Il est, à l’évidence, à l’aise avec ce domaine, terrain de jeu idéal pour exposer une vision à la fois régalienne, économique, écologique, géopolitique, et à la lisière de divers héritages politiques et de convictions. L’océan est aussi le lieu où il peut faire valoir ses arguments en faveur de la biodiversité et des énergies renouvelables tout en faisant corps avec les territoires d’Outre-mer, réservoirs d’économie bleue.
Une COP28 axée sur la fin du pétrole
Quoi qu’il en soit, le grand rendez-vous international sur le climat, sorti de l’anonymat grâce à la COP 21 et à l’accord historique de Paris, s’annonce éprouvant.
Huit ans après un engagement historique par lequel les États signataires se sont engagés à maintenir les températures mondiales « bien en dessous » de 2°C par rapport à l'époque préindustrielle, l’accord-cadre, entré en vigueur le 4 novembre 2016, est resté une lettre d’intention.
Alors que la planète est en état d’urgence climatique dont témoignent, selon les scientifiques, les phénomènes météorologiques d’une extrême violence – incendies XXL, tempêtes meurtrières, crues éruptives, sécheresses prolongées, pluies diluviennes –, l'objectif de 1,5°C n’est radicalement plus réaliste et le Groupe international d'experts sur le climat (Giec) prêche dans le désert d’une planète qui rougeoie sous l’effet de gigantesques feux de forêts.

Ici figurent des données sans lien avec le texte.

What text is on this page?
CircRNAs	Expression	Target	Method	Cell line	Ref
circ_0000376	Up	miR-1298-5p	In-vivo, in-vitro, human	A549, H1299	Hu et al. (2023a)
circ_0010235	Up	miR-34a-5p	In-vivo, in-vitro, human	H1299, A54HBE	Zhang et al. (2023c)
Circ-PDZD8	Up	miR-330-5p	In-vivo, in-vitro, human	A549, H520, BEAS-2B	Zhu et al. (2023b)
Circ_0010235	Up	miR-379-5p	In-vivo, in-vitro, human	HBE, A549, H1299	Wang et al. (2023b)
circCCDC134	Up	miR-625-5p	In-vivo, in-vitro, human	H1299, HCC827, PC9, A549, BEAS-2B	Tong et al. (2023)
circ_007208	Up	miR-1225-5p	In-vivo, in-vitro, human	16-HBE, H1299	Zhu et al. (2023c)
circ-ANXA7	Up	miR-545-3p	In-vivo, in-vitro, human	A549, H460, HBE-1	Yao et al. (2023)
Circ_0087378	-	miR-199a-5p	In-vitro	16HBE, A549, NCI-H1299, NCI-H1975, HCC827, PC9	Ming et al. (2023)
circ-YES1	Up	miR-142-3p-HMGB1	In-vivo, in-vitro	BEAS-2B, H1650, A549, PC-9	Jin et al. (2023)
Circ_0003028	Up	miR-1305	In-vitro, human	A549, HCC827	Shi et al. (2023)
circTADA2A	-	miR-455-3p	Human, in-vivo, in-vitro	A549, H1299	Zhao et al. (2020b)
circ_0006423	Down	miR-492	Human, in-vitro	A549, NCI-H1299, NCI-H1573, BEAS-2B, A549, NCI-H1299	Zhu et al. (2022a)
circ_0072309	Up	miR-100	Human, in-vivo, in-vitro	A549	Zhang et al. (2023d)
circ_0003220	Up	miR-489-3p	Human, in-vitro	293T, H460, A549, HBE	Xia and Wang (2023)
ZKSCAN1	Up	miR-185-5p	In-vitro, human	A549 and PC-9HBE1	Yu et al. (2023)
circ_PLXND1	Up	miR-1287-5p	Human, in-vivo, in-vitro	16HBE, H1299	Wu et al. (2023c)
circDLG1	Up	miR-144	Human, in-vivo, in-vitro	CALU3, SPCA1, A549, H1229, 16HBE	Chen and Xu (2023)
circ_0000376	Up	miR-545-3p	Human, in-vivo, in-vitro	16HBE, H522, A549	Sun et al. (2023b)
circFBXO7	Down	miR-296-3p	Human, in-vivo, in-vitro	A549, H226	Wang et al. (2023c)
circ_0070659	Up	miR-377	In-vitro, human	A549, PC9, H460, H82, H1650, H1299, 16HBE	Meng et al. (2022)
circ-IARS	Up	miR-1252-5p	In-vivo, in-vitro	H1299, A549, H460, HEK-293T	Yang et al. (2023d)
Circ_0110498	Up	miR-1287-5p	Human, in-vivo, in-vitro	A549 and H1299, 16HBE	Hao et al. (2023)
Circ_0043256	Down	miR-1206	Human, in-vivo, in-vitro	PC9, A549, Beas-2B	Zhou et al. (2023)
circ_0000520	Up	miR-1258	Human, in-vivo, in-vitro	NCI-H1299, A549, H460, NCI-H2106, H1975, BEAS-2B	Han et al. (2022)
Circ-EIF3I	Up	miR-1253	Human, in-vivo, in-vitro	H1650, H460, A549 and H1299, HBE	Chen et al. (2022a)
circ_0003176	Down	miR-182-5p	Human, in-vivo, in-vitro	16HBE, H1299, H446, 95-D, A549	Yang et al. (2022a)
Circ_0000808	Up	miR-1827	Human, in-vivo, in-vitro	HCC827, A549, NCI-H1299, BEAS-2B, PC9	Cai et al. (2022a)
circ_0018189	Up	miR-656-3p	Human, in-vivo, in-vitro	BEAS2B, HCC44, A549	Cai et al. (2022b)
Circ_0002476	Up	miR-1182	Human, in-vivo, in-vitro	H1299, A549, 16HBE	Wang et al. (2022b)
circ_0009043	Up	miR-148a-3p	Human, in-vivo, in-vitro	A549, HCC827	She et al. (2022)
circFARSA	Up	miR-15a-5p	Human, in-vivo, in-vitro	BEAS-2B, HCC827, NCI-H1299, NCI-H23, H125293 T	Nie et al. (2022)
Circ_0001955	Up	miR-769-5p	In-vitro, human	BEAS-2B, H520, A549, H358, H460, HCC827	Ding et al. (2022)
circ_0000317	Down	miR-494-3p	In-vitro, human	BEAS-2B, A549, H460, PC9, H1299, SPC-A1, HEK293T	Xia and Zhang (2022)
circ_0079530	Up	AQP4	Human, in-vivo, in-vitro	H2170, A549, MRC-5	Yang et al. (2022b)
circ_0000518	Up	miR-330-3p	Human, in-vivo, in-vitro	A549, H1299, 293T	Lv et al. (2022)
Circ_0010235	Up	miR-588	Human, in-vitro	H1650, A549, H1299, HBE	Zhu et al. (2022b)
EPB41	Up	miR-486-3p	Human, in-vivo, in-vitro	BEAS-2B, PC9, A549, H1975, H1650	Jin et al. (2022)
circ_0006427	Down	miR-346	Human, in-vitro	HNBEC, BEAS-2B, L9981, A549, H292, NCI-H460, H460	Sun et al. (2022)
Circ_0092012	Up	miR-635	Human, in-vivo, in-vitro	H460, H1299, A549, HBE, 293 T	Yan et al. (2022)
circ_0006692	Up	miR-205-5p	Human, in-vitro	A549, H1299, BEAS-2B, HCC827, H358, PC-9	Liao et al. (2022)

Dans son rapport annuel sur les perspectives énergétiques mondiales, récemment publié, l'Agence internationale de l'énergie (AIE) s'attend à ce que la demande mondiale de charbon, de pétrole et de gaz naturel atteigne un niveau record d'ici 2030 quand bien même la transition énergétique est en cours (60 % des nouvelles capacités installées provenaient des énergies renouvelables en 2022)
Plus de 80 % de l’énergie primaire consommée à travers la planète sont toujours issus du gaz, du pétrole et charbon contre 7,5 % pour les énergies renouvelables.
Les émissions mondiales de dioxyde de carbone (CO2), essentiellement dues à la combustion des énergies fossiles, devraient augmenter d'un autre point de pourcentage en 2023 et enregistrer un nouveau record (37 Mt en 2022).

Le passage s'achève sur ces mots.